Today’s a memorable day in the history of science. Be the massive experiment at CERN turns out satisfactory or not, it’ll be a milestone in human scientific and engineering history. All the Works, efforts and the vastness of this project is really mind boggling. The Main LHC team, Building blocks, The Superconductor specialists team, the Indian electronic sensor team, the Cryogenics team handling 170 tonnes of liquified Helium; and lastly but not the least… but more importantly, The Computing Team there at CERN tracking every single piece of data ( alltogether, it’s handling some 15 PetaBytes of data! ) for doing the actual findings.
Cleverly, the system introduced Grid Computing. What is grid computing can be found here. The pictures canbe found here.

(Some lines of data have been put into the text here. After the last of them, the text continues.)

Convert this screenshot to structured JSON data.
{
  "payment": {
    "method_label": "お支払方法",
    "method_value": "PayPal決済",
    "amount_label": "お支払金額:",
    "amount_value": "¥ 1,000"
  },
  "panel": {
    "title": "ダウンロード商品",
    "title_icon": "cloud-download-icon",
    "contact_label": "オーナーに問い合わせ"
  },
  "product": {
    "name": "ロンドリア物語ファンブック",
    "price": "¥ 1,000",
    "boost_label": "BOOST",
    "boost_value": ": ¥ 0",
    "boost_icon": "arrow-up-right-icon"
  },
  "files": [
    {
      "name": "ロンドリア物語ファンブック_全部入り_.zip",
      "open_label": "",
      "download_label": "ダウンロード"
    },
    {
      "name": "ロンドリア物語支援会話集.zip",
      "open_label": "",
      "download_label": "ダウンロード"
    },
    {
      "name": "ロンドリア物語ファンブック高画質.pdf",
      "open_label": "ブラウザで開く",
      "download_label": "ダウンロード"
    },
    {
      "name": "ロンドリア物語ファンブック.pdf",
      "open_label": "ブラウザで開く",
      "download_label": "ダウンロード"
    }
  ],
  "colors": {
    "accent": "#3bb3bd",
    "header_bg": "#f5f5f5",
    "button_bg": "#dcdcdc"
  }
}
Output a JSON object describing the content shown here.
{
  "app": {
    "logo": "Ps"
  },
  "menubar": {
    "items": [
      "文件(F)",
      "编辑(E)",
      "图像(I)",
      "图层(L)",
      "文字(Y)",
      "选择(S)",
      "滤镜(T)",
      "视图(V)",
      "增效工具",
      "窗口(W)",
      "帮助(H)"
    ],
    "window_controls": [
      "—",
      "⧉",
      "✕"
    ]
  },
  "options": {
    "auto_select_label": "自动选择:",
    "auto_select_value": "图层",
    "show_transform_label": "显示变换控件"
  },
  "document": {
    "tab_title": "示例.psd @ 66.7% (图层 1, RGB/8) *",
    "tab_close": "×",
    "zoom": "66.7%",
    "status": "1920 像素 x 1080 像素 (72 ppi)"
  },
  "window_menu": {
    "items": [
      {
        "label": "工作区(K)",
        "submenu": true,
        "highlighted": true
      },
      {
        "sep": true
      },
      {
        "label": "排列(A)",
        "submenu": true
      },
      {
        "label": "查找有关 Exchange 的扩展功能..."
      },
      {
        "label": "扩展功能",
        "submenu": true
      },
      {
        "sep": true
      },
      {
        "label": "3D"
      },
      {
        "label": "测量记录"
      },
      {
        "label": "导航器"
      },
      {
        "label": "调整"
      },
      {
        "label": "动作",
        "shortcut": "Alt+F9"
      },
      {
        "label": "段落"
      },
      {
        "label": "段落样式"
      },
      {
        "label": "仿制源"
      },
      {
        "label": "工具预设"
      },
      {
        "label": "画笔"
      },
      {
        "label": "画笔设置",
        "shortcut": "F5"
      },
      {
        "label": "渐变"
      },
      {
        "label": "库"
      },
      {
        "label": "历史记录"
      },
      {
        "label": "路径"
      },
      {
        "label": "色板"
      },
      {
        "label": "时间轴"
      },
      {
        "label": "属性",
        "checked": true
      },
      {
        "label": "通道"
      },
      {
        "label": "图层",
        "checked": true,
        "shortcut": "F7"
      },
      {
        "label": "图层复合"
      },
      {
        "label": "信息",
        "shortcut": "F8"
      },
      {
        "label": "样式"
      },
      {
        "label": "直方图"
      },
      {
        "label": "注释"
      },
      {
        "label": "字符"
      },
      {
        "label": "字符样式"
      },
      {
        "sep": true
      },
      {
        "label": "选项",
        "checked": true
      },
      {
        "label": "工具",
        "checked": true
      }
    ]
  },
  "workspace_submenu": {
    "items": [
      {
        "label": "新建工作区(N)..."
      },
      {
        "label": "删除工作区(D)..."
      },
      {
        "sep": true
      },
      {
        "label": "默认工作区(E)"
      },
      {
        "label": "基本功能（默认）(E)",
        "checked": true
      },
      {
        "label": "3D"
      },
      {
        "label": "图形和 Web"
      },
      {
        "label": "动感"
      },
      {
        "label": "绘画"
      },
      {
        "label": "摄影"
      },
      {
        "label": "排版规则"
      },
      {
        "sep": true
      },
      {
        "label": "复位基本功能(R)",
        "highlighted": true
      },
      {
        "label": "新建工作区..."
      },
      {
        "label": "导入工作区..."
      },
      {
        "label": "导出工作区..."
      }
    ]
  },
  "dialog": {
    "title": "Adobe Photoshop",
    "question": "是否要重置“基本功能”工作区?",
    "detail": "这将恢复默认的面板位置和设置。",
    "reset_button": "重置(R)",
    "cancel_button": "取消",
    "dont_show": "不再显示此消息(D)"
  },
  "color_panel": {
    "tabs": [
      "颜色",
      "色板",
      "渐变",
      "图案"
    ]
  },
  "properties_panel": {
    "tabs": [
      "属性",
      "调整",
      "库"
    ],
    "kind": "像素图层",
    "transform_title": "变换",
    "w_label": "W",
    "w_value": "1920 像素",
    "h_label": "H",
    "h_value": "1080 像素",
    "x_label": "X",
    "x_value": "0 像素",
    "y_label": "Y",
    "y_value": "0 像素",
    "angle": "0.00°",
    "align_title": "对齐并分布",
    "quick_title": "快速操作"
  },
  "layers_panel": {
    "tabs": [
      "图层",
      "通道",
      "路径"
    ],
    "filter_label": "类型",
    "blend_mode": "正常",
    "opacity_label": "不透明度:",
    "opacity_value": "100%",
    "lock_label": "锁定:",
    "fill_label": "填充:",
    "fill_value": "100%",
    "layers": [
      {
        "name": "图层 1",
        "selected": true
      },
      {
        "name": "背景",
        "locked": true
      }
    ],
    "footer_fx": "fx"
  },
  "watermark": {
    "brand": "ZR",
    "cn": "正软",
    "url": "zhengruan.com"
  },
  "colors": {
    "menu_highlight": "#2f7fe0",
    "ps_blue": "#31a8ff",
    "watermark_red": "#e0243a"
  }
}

The mission of the Worldwide LHC Computing Grid (LCG) project is to build and maintain a data storage and analysis infrastructure for the entire high energy physics community that will use the LHC.
The data from the LHC experiments will be distributed around the globe, according to a four-tiered model. A primary backup will be recorded on tape at CERN, the “Tier-0” centre of LCG. After initial processing, this data will be distributed to a series of Tier-1 centres, large computer centres with sufficient storage capacity and with round-the-clock support for the Grid.
The Tier-1 centres will make data available to Tier-2 centres, each consisting of one or several collaborating computing facilities, which can store sufficient data and provide adequate computing power for specific analysis tasks.
Individual scientists will access these facilities through Tier-3 computing resources, which can consist of local clusters in a University Department or even individual PCs, and which may be allocated to LCG on a regular basis.
For this, a specially designed SunCluster has been appointed (!) and it’s currantly working full fleged at CERN. By the way…
CERN scientists are using VmWare Fusion to share Linux-based computer code on Fusion “virtual machines” running on Macs. The software links the computers to the LHC Computing Grid — a network of about 40,000 CPUs. So.. Linux Linux everywhere…
A note to make : CERN actually invented the World Wide Web alongside with Tim Berners Lee for this type of large data sharing over wide spread areas.